The technical publisher Packt is offering eBooks for $5 through January 6th, 2015 as a holiday promotion. I encourage you to look very carefully through their selection and see what appeals. If you have time to read on, however, I’d like to explain in greater detail my mixed feelings about Packt (this was probably not the marketing department’s intention when they sent me an email asking me to publicize the promotion but I think it will ultimately be helpful to them).

Packt Publishing has always been hit or miss for me. They are typically much more adventurous regarding computer book topics than other publishers like Apress or O’Reilly (Apress is my publisher, by the way, and are pretty fantastic to work with and very professional). At the same time, I have the impression that Packt’s bar for accepting authors tends to be lower than other publishers’, which allows them to be prolific in their offerings but at the same time entails that they produce, quite honestly, some clunkers.

A specific example of one of their clunkers would be the Packt book Unity iOS Game Development Beginner’s Guide by Greg Pierce. The topic sounds great (at least it did to me) but it turns out the book mostly just copies from publicly available documentation.

To quote from one of the Amazon reviews from 2012 by C Toussieng:

“This book is unbelievably bad. What specifically? All of it. It takes information which can be easily garnered from the Unity and/or Apple websites, distills it down to a minimally useful amount, then charges you for it.

And this one from 2012 by JasonR:

The book basically covers a few pages of the Unity docs, then goes into 3rd party plugins they recommend, each plugin gets a couple of pages. Frankly, a simple search on Google will give you more insight.”
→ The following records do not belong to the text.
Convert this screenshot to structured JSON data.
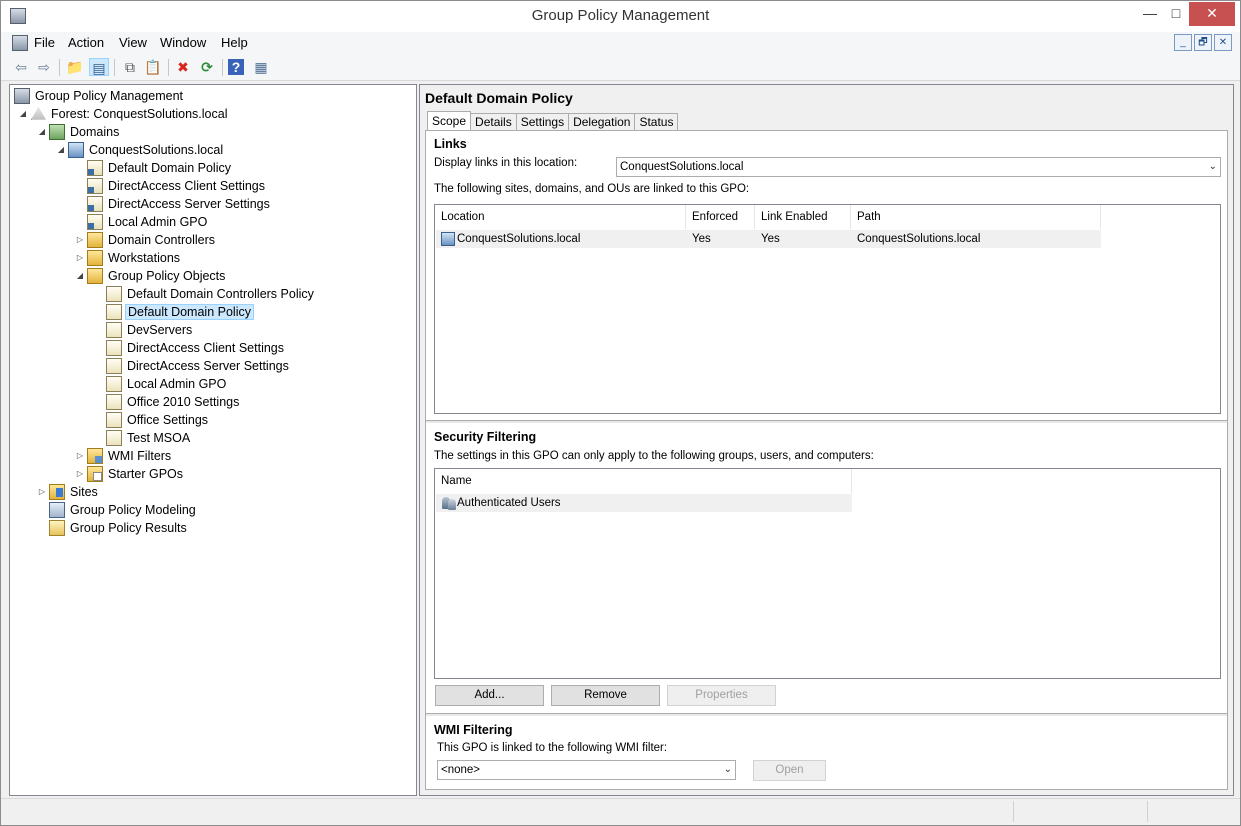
{
  "window": {
    "title": "Group Policy Management"
  },
  "window_buttons": {
    "minimize": "—",
    "maximize": "□",
    "close": "✕"
  },
  "mdi_buttons": {
    "minimize": "_",
    "restore": "🗗",
    "close": "✕"
  },
  "menu": [
    {
      "label": "File"
    },
    {
      "label": "Action"
    },
    {
      "label": "View"
    },
    {
      "label": "Window"
    },
    {
      "label": "Help"
    }
  ],
  "toolbar": {
    "back": "⇦",
    "forward": "⇨",
    "up": "📁",
    "show_hide": "▤",
    "copy": "⧉",
    "paste": "📋",
    "delete": "✖",
    "refresh": "⟳",
    "help": "?",
    "properties": "▦"
  },
  "tree": {
    "root": "Group Policy Management",
    "forest": "Forest: ConquestSolutions.local",
    "domains": "Domains",
    "domain": "ConquestSolutions.local",
    "linked": [
      "Default Domain Policy",
      "DirectAccess Client Settings",
      "DirectAccess Server Settings",
      "Local Admin GPO"
    ],
    "ous": [
      "Domain Controllers",
      "Workstations"
    ],
    "gpo_container": "Group Policy Objects",
    "gpos": [
      "Default Domain Controllers Policy",
      "Default Domain Policy",
      "DevServers",
      "DirectAccess Client Settings",
      "DirectAccess Server Settings",
      "Local Admin GPO",
      "Office 2010 Settings",
      "Office Settings",
      "Test MSOA"
    ],
    "wmi_filters": "WMI Filters",
    "starter_gpos": "Starter GPOs",
    "sites": "Sites",
    "modeling": "Group Policy Modeling",
    "results": "Group Policy Results"
  },
  "details": {
    "title": "Default Domain Policy",
    "tabs": [
      "Scope",
      "Details",
      "Settings",
      "Delegation",
      "Status"
    ],
    "links": {
      "heading": "Links",
      "display_label": "Display links in this location:",
      "display_value": "ConquestSolutions.local",
      "description": "The following sites, domains, and OUs are linked to this GPO:",
      "columns": [
        "Location",
        "Enforced",
        "Link Enabled",
        "Path"
      ],
      "rows": [
        {
          "location": "ConquestSolutions.local",
          "enforced": "Yes",
          "link_enabled": "Yes",
          "path": "ConquestSolutions.local"
        }
      ]
    },
    "security": {
      "heading": "Security Filtering",
      "description": "The settings in this GPO can only apply to the following groups, users, and computers:",
      "column": "Name",
      "rows": [
        "Authenticated Users"
      ],
      "add_label": "Add...",
      "remove_label": "Remove",
      "properties_label": "Properties"
    },
    "wmi": {
      "heading": "WMI Filtering",
      "description": "This GPO is linked to the following WMI filter:",
      "value": "<none>",
      "open_label": "Open"
    }
  }
}
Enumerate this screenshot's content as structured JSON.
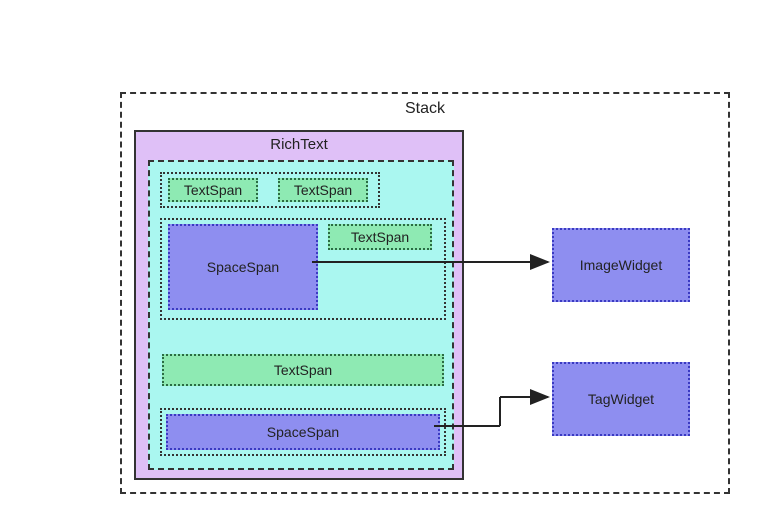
{
  "stack": {
    "title": "Stack"
  },
  "richtext": {
    "title": "RichText"
  },
  "spans": {
    "ts1": "TextSpan",
    "ts2": "TextSpan",
    "ts3": "TextSpan",
    "ss1": "SpaceSpan",
    "ts4": "TextSpan",
    "ss2": "SpaceSpan"
  },
  "widgets": {
    "image": "ImageWidget",
    "tag": "TagWidget"
  },
  "chart_data": {
    "type": "diagram",
    "title": "Stack / RichText span layout",
    "nodes": [
      {
        "id": "stack",
        "label": "Stack",
        "kind": "container"
      },
      {
        "id": "richtext",
        "label": "RichText",
        "parent": "stack",
        "kind": "container"
      },
      {
        "id": "cyan",
        "label": "",
        "parent": "richtext",
        "kind": "container"
      },
      {
        "id": "row1",
        "label": "",
        "parent": "cyan",
        "kind": "group"
      },
      {
        "id": "ts1",
        "label": "TextSpan",
        "parent": "row1",
        "kind": "TextSpan"
      },
      {
        "id": "ts2",
        "label": "TextSpan",
        "parent": "row1",
        "kind": "TextSpan"
      },
      {
        "id": "row2",
        "label": "",
        "parent": "cyan",
        "kind": "group"
      },
      {
        "id": "ss1",
        "label": "SpaceSpan",
        "parent": "row2",
        "kind": "SpaceSpan"
      },
      {
        "id": "ts3",
        "label": "TextSpan",
        "parent": "row2",
        "kind": "TextSpan"
      },
      {
        "id": "ts4",
        "label": "TextSpan",
        "parent": "cyan",
        "kind": "TextSpan"
      },
      {
        "id": "ss2",
        "label": "SpaceSpan",
        "parent": "cyan",
        "kind": "SpaceSpan"
      },
      {
        "id": "imgw",
        "label": "ImageWidget",
        "parent": "stack",
        "kind": "Widget"
      },
      {
        "id": "tagw",
        "label": "TagWidget",
        "parent": "stack",
        "kind": "Widget"
      }
    ],
    "edges": [
      {
        "from": "ss1",
        "to": "imgw"
      },
      {
        "from": "ss2",
        "to": "tagw"
      }
    ]
  }
}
This is a shame since, even as more learning material is always appearing on the Internet which displaces the traditional place of technical books in the software ecosystem – material that is often free – there is still an important role for print books (and their digital equivalent, the eBook). While online material can be thrown out quickly, often covering about a fifth to a tenth of a chapter of a book that goes through the print publishing industry, they tend to lack the cohesiveness that is only possible in a work that has taken months to write and rewrite. A 300-page software book is a distillation of experience which has undergone multiple revisions and fact checking. A really good software book tries to tell a story.
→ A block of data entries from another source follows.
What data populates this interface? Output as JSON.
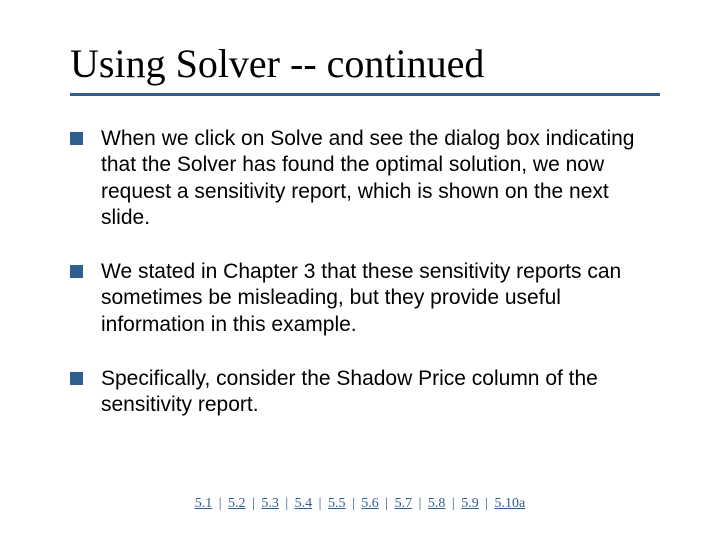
{
  "title": "Using Solver -- continued",
  "bullets": [
    "When we click on Solve and see the dialog box indicating that the Solver has found the optimal solution, we now request a sensitivity report, which is shown on the next slide.",
    "We stated in Chapter 3 that these sensitivity reports can sometimes be misleading, but they provide useful information in this example.",
    "Specifically, consider the Shadow Price column of the sensitivity report."
  ],
  "footer_links": [
    "5.1",
    "5.2",
    "5.3",
    "5.4",
    "5.5",
    "5.6",
    "5.7",
    "5.8",
    "5.9",
    "5.10a"
  ],
  "footer_separator": "|"
}
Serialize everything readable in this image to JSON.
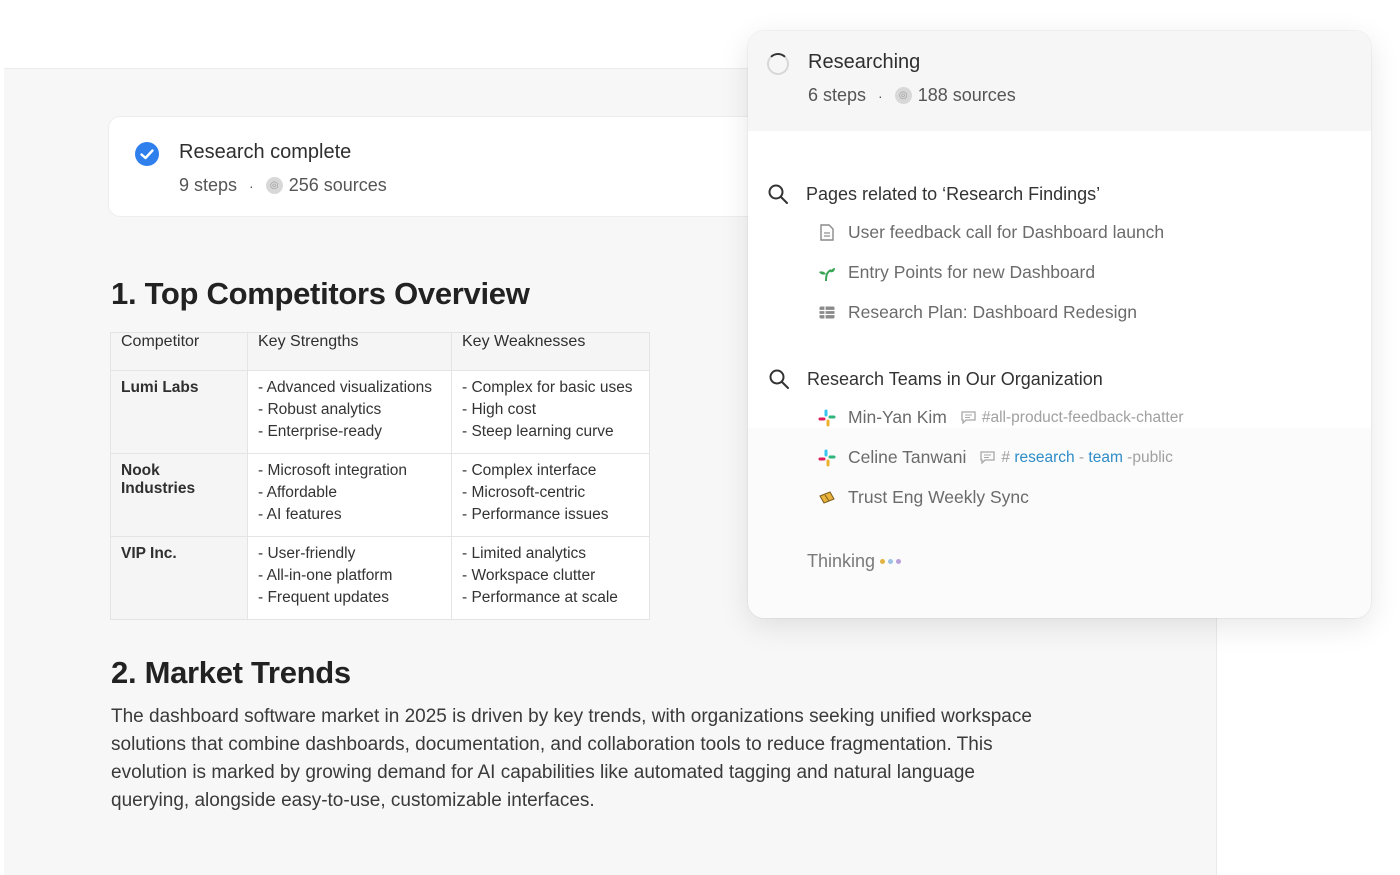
{
  "research_complete": {
    "title": "Research complete",
    "steps": "9 steps",
    "separator": "·",
    "sources": "256 sources"
  },
  "competitors": {
    "heading": "1. Top Competitors Overview",
    "columns": [
      "Competitor",
      "Key Strengths",
      "Key Weaknesses"
    ],
    "rows": [
      {
        "name": "Lumi Labs",
        "strengths": [
          "- Advanced visualizations",
          "- Robust analytics",
          "- Enterprise-ready"
        ],
        "weaknesses": [
          "- Complex for basic uses",
          "- High cost",
          "- Steep learning curve"
        ]
      },
      {
        "name": "Nook Industries",
        "strengths": [
          "- Microsoft integration",
          "- Affordable",
          "- AI features"
        ],
        "weaknesses": [
          "- Complex interface",
          "- Microsoft-centric",
          "- Performance issues"
        ]
      },
      {
        "name": "VIP Inc.",
        "strengths": [
          "- User-friendly",
          "- All-in-one platform",
          "- Frequent updates"
        ],
        "weaknesses": [
          "- Limited analytics",
          "- Workspace clutter",
          "- Performance at scale"
        ]
      }
    ]
  },
  "trends": {
    "heading": "2. Market Trends",
    "body": "The dashboard software market in 2025 is driven by key trends, with organizations seeking unified workspace solutions that combine dashboards, documentation, and collaboration tools to reduce fragmentation. This evolution is marked by growing demand for AI capabilities like automated tagging and natural language querying, alongside easy-to-use, customizable interfaces."
  },
  "researching": {
    "title": "Researching",
    "steps": "6 steps",
    "separator": "·",
    "sources": "188 sources",
    "groups": [
      {
        "label": "Pages related to ‘Research Findings’",
        "items": [
          {
            "label": "User feedback call for Dashboard launch",
            "icon": "page-icon"
          },
          {
            "label": "Entry Points for new Dashboard",
            "icon": "sprout-icon"
          },
          {
            "label": "Research Plan: Dashboard Redesign",
            "icon": "table-icon"
          }
        ]
      },
      {
        "label": "Research Teams in Our Organization",
        "items": [
          {
            "label": "Min-Yan Kim",
            "icon": "slack-icon",
            "channel": "#all-product-feedback-chatter"
          },
          {
            "label": "Celine Tanwani",
            "icon": "slack-icon",
            "channel_prefix": "#",
            "channel_hl1": "research",
            "channel_sep1": " - ",
            "channel_hl2": "team",
            "channel_suffix": " -public"
          },
          {
            "label": "Trust Eng Weekly Sync",
            "icon": "ticket-icon"
          }
        ]
      }
    ],
    "thinking": "Thinking"
  },
  "colors": {
    "accent_blue": "#2f80ed",
    "link_blue": "#2e8cc7",
    "thinking_dots": [
      "#e3b341",
      "#9cc3e6",
      "#b9a0d8"
    ]
  }
}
The flip side, of course, is that modern technical books quickly become outdated while technical blog posts simply disappear. All in all, though, I find that sitting down with a book that tries to explain the broader impact of a given technology serves a different and more important purpose than a web tutorial that only shows how to perform streamlined – and often ideal –  tasks.

A propos of the thesis that good software books are distillations of years of experience – we could even say distillations of 10,000 hours of experience – I’d like to point you to some of the gems I’ve discovered through Packt Publishing over the years.
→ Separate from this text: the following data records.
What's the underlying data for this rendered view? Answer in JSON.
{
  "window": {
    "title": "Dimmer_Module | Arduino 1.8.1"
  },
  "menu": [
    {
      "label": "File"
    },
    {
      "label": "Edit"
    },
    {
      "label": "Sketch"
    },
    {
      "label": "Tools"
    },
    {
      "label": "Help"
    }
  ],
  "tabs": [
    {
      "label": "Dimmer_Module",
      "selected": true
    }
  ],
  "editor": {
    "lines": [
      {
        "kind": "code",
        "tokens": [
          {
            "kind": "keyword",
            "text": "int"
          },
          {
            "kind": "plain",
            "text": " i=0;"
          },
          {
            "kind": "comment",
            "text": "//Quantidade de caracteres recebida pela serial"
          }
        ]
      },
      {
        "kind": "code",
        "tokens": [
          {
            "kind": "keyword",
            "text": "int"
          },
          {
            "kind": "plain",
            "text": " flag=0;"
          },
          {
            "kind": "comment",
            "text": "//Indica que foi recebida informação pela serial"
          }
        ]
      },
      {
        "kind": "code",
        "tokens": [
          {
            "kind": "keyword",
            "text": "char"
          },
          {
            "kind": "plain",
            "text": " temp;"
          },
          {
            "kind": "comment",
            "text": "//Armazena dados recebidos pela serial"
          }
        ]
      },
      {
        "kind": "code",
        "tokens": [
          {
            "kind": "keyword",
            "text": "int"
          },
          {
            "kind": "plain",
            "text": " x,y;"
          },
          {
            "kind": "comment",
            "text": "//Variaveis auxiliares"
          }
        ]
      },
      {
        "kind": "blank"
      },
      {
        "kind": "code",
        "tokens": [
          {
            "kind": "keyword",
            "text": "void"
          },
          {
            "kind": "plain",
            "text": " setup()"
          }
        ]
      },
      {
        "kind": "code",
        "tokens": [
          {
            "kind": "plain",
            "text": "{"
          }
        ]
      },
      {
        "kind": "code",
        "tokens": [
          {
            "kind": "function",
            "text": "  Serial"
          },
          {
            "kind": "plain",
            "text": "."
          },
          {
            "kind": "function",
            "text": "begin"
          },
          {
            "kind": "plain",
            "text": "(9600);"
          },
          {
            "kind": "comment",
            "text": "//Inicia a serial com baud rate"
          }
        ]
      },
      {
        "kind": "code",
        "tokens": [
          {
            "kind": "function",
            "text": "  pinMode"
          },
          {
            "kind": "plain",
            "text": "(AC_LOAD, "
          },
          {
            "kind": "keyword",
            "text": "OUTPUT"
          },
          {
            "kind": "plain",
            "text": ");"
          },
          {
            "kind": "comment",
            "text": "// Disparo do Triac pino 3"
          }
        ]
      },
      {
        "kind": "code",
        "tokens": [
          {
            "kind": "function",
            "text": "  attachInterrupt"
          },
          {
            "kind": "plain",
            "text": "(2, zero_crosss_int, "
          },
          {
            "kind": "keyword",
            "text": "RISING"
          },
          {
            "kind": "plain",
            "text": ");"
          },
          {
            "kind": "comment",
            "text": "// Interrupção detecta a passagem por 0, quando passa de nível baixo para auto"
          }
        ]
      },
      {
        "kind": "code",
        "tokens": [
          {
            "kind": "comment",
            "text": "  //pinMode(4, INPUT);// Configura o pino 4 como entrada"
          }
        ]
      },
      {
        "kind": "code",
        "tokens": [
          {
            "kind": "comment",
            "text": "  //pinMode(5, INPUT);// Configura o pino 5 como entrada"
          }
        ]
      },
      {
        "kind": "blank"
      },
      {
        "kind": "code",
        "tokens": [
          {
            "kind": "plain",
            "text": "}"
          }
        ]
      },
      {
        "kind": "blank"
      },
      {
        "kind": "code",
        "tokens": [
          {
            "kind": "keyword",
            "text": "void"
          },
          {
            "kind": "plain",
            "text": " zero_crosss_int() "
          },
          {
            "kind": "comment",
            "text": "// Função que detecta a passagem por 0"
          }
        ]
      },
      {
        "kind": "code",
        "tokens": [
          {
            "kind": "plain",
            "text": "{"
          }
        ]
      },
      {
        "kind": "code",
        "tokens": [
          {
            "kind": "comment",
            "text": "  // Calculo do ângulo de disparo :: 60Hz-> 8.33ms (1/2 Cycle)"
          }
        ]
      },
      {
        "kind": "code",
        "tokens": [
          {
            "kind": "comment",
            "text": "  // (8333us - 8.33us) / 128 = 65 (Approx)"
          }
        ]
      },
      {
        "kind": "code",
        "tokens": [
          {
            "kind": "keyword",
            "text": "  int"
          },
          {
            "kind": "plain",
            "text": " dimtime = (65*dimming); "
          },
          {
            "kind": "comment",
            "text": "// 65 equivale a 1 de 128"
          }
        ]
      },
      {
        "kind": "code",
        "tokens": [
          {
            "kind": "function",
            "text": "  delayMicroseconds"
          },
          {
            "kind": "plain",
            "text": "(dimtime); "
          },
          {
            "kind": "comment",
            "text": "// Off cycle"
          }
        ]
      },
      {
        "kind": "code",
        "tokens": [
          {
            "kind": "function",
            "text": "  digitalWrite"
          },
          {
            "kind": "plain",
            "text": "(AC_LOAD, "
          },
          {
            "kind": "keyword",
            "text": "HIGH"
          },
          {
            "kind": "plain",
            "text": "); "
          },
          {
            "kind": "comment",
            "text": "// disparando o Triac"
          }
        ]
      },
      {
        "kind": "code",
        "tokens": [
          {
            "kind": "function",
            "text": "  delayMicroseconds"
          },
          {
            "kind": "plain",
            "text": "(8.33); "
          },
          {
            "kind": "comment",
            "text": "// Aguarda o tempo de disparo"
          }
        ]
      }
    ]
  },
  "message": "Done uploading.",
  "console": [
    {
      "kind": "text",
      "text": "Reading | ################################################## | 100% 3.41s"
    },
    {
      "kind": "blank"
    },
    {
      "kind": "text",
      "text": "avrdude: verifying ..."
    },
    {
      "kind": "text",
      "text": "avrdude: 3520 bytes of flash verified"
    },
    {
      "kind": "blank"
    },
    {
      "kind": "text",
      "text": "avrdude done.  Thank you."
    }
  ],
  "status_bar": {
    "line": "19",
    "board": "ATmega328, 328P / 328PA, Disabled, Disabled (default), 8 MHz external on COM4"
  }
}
All of the Packt OpenCV books are interesting. I’m particularly fond of Mastering OpenCV with Practical Computer Vision Projects by Daniel Lélis Baggio, but I think all of them – at least the ones I’ve read – are pretty good. Daniel’s bio says that he “…started his works in computer vision through medical image processing at InCor (Instituto do Coração – Heart Institute) in São Paulo, Brazil.”

Another great one is Mastering openFrameworks: Creative Coding Demystified by Denis Perevalov. According to his bio, Denis is a computer vision research scientist at the Ural Branch of the Russian Academy of Sciences and co-author of two Russian patents of robotics.

One I really like simply because the topic is so specific is Kenny Lammers’ Unity Shaders and Effects Cookbook. His bio states that Kenny has been in the game industry for 13 years working for companies like “… Microsoft, Activision, and the late Surreal Software.”

I hope a theme is emerging here. The people who write these books actually have a lot of experience and are trying to pass their knowledge on to you in something more than easily digestible exercises. Best of all – ignoring the example from above – the material is typically highly original. It isn’t copy and pasted from 20 other websites covering the same material. Instead, the reader gets an opinionated and distinct take on the technology covered in each of these books.

What I especially appreciate about the $5 promotions Packt occasionally surfaces is that, for five dollars, you aren’t really obligated to try to read the entire book to get your money’s worth. I’ve taken advantage of similar deals in the past to simply read very specific chapters that are of interest to me such as Basic heads-up-display with custom GUI from Dr. Sebastian Koenig’s Unity for Architectural Visualization or Lighting and Rendering from Jen Rizzo’s Cinema 4D Beginner’s Guide. It’s also a great price when all I want to do is to skim a book on a topic I know pretty well in order to find out if there are any holes in my knowledge. Mastering Leap Motion by Brandon Sanders was extremely helpful for this and, indeed, there were holes in my knowledge.

According to his biography, by the way, Brandon is “… an 18-year-old roboticist who spends much of his time designing, building, and programming new and innovative systems, including simulators, autonomous coffee makers, and robots for competition. At present, he attends Gilbert Finn Polytechnic (which is a homeschool) as he prepares for college. He is the founder and owner of Mechakana Systems, a website and company devoted to robotic systems and solutions.”